What I Write About

I write about the infinite number of intersections between every day life and the good news of the God who has come to get us.

Friday, March 02, 2007

Excerpt from Christianity is Revolutionary: Christians and Social Justice

The Christian story makes little sense initially for many folks because the functioning paradigm of most of Western culture (and especially in the University setting) is Secular Pluralism. Secular Pluralism serves us well in some ways (especially given our multi-cultural country)--it encourages dialogue in order to settle disputes, for example, rather than violence.

However, there are some significant places where the Christian worldview and Secular Pluralism diverge--and where I think that Secular Pluralism breaks down. I think there's a Biblical Pluralism that's pretty phenomenal, but that's a whole other night's talk. Let's take a look at some of the places of divergence in order to more fully understand what we're talking about as we talk about Christianity being revolutionary.
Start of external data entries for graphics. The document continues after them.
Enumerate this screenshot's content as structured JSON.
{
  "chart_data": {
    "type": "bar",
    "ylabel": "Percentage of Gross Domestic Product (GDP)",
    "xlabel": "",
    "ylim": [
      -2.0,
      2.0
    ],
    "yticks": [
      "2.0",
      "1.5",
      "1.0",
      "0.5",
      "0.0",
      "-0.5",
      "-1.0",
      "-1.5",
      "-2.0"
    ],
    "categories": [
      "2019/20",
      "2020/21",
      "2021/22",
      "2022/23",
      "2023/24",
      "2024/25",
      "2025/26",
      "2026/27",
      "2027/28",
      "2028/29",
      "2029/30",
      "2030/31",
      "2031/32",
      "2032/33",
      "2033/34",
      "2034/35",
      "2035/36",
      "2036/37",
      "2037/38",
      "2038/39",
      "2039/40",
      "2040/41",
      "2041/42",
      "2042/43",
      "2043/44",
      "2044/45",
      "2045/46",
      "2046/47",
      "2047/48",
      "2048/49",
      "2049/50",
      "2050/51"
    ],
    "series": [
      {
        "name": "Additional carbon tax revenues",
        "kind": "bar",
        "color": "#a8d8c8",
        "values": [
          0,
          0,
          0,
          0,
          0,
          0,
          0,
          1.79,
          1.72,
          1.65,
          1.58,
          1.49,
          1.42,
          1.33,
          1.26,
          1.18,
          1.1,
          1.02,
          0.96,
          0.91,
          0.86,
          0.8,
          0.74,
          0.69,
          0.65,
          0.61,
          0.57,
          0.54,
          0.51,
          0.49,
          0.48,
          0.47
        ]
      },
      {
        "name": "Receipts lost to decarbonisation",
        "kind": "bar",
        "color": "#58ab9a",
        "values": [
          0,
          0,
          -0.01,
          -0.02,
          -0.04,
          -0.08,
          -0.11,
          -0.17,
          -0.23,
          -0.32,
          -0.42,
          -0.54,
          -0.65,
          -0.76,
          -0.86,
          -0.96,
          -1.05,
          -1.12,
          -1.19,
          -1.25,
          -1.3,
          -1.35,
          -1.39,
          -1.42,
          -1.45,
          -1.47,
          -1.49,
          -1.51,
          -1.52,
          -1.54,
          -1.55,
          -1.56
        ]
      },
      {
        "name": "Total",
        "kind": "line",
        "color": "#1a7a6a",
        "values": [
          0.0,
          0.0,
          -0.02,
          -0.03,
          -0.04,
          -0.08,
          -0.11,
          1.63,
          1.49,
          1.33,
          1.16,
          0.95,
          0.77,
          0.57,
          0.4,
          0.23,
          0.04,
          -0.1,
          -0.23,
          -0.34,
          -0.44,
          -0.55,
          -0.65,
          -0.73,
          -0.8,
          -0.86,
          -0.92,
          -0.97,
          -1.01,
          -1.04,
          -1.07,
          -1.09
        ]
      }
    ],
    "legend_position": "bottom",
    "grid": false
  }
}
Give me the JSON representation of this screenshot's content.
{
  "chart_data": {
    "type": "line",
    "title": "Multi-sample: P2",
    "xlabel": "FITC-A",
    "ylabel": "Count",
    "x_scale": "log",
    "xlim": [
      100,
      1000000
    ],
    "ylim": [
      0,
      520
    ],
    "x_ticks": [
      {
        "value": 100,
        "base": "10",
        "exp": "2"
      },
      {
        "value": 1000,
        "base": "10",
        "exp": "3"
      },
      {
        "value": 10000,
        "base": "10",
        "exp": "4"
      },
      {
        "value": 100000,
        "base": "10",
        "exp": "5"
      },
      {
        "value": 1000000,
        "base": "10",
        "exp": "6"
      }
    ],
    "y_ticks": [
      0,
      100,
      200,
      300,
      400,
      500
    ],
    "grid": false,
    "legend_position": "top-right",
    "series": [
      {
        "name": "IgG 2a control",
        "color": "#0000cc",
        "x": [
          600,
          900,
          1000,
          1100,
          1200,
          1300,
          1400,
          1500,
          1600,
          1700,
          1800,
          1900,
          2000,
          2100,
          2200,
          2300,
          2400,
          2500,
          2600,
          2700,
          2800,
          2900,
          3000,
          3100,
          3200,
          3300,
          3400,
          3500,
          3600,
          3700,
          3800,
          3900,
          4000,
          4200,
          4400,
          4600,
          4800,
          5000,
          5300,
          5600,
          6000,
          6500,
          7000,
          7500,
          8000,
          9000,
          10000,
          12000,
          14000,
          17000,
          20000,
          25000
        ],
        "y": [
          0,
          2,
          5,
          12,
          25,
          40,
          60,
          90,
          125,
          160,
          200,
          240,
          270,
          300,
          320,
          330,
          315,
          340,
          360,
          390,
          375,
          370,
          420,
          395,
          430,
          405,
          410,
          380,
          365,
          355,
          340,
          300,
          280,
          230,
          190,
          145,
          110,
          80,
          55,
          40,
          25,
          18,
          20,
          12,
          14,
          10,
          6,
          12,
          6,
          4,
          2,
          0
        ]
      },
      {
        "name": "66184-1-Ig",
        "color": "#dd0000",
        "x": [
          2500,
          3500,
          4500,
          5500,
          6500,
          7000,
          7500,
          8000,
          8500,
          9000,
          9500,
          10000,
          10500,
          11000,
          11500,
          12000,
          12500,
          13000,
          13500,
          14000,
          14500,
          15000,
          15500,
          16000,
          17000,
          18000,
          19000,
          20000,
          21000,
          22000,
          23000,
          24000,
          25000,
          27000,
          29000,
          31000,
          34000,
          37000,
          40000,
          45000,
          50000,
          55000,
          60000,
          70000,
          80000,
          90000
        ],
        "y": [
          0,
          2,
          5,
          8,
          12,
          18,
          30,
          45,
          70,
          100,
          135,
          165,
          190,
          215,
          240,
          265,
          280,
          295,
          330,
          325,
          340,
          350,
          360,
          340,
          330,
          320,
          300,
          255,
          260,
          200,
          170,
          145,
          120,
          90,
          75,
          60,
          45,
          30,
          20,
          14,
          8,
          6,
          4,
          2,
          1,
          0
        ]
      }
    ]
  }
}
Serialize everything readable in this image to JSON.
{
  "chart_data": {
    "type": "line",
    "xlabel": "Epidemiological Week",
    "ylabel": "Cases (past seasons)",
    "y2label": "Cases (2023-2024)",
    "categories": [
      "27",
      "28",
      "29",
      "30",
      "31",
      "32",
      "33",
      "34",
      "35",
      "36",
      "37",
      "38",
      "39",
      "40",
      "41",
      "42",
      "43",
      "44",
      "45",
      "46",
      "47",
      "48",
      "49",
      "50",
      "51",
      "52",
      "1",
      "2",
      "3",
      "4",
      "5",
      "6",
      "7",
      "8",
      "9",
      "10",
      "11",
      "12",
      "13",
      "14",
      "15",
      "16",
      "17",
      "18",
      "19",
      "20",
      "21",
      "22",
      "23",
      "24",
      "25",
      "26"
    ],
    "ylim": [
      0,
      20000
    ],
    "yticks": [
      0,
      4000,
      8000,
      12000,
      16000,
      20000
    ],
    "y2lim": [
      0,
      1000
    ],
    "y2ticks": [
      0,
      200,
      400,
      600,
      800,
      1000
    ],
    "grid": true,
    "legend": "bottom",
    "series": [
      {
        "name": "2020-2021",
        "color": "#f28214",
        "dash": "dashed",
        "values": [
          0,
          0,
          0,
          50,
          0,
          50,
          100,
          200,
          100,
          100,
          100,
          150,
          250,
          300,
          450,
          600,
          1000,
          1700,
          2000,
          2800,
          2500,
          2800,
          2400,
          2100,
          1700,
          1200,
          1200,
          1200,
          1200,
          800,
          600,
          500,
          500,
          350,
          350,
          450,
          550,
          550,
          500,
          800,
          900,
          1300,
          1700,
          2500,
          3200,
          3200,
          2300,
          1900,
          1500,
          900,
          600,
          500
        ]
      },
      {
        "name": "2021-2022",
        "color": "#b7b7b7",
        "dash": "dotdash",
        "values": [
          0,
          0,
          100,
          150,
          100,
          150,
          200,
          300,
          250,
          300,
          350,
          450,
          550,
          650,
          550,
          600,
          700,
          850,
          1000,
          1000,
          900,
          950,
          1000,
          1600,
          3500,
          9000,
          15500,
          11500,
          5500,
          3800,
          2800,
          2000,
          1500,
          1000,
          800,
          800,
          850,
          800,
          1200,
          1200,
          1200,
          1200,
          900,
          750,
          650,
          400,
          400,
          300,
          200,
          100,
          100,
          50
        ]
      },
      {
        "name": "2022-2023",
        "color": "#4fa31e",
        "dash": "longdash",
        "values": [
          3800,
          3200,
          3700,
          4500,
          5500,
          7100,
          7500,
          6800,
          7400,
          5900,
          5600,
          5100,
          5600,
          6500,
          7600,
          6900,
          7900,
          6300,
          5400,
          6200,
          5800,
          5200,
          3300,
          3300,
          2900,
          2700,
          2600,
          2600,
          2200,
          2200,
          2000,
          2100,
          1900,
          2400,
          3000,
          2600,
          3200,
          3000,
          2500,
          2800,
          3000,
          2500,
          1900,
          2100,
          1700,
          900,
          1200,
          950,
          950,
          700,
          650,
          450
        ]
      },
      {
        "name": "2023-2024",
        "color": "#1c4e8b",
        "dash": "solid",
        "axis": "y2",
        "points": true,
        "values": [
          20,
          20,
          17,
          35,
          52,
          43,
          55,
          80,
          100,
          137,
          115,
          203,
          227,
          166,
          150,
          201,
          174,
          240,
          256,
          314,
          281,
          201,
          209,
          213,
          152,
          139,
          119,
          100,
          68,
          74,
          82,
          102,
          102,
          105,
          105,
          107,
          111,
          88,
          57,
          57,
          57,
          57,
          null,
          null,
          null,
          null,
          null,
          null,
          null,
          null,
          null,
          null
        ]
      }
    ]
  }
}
The fundamental supposition of Secular Pluralism regarding Human Nature is that people are essentially good. Now if Freud accused Christians of building a religion around wish-fulfillment, I think we can only say that and more for this beginning assertion. Forget Christianity or anything else for the moment. Does the weight of the evidence of human history over the past 5,000 years really bear this out? Doesn't 5,000 years of bloodshed, mindless violence, political tyranny, conquest, slavery, human trafficking, and exploitation of animals, children, and the environment speak to the contrary?

We would like for people to be good. But in actuality, they aren't. We would like to think that we are good. But I think there are few places where we are more self-deluded than in our estimation of our own goodness.

What if we took every thought you've had for the past 24 hours and projected it on this screen? Every single one. How good would you appear to be then? What if we did that for all 225 of us here in this room? How good would we seem to be collectively then?

As much as we might like for it to be the opposite, people are not essentially good. There is much beauty and goodness all around us, certainly. There are moments of transcendence, grace, love, truth, wonder. But they are all just passing. They are quickly tarnished by brokenness.

Very little is as bad as it could be. But none of it is as glorious, and wonderful, as truly good as it was intended to be.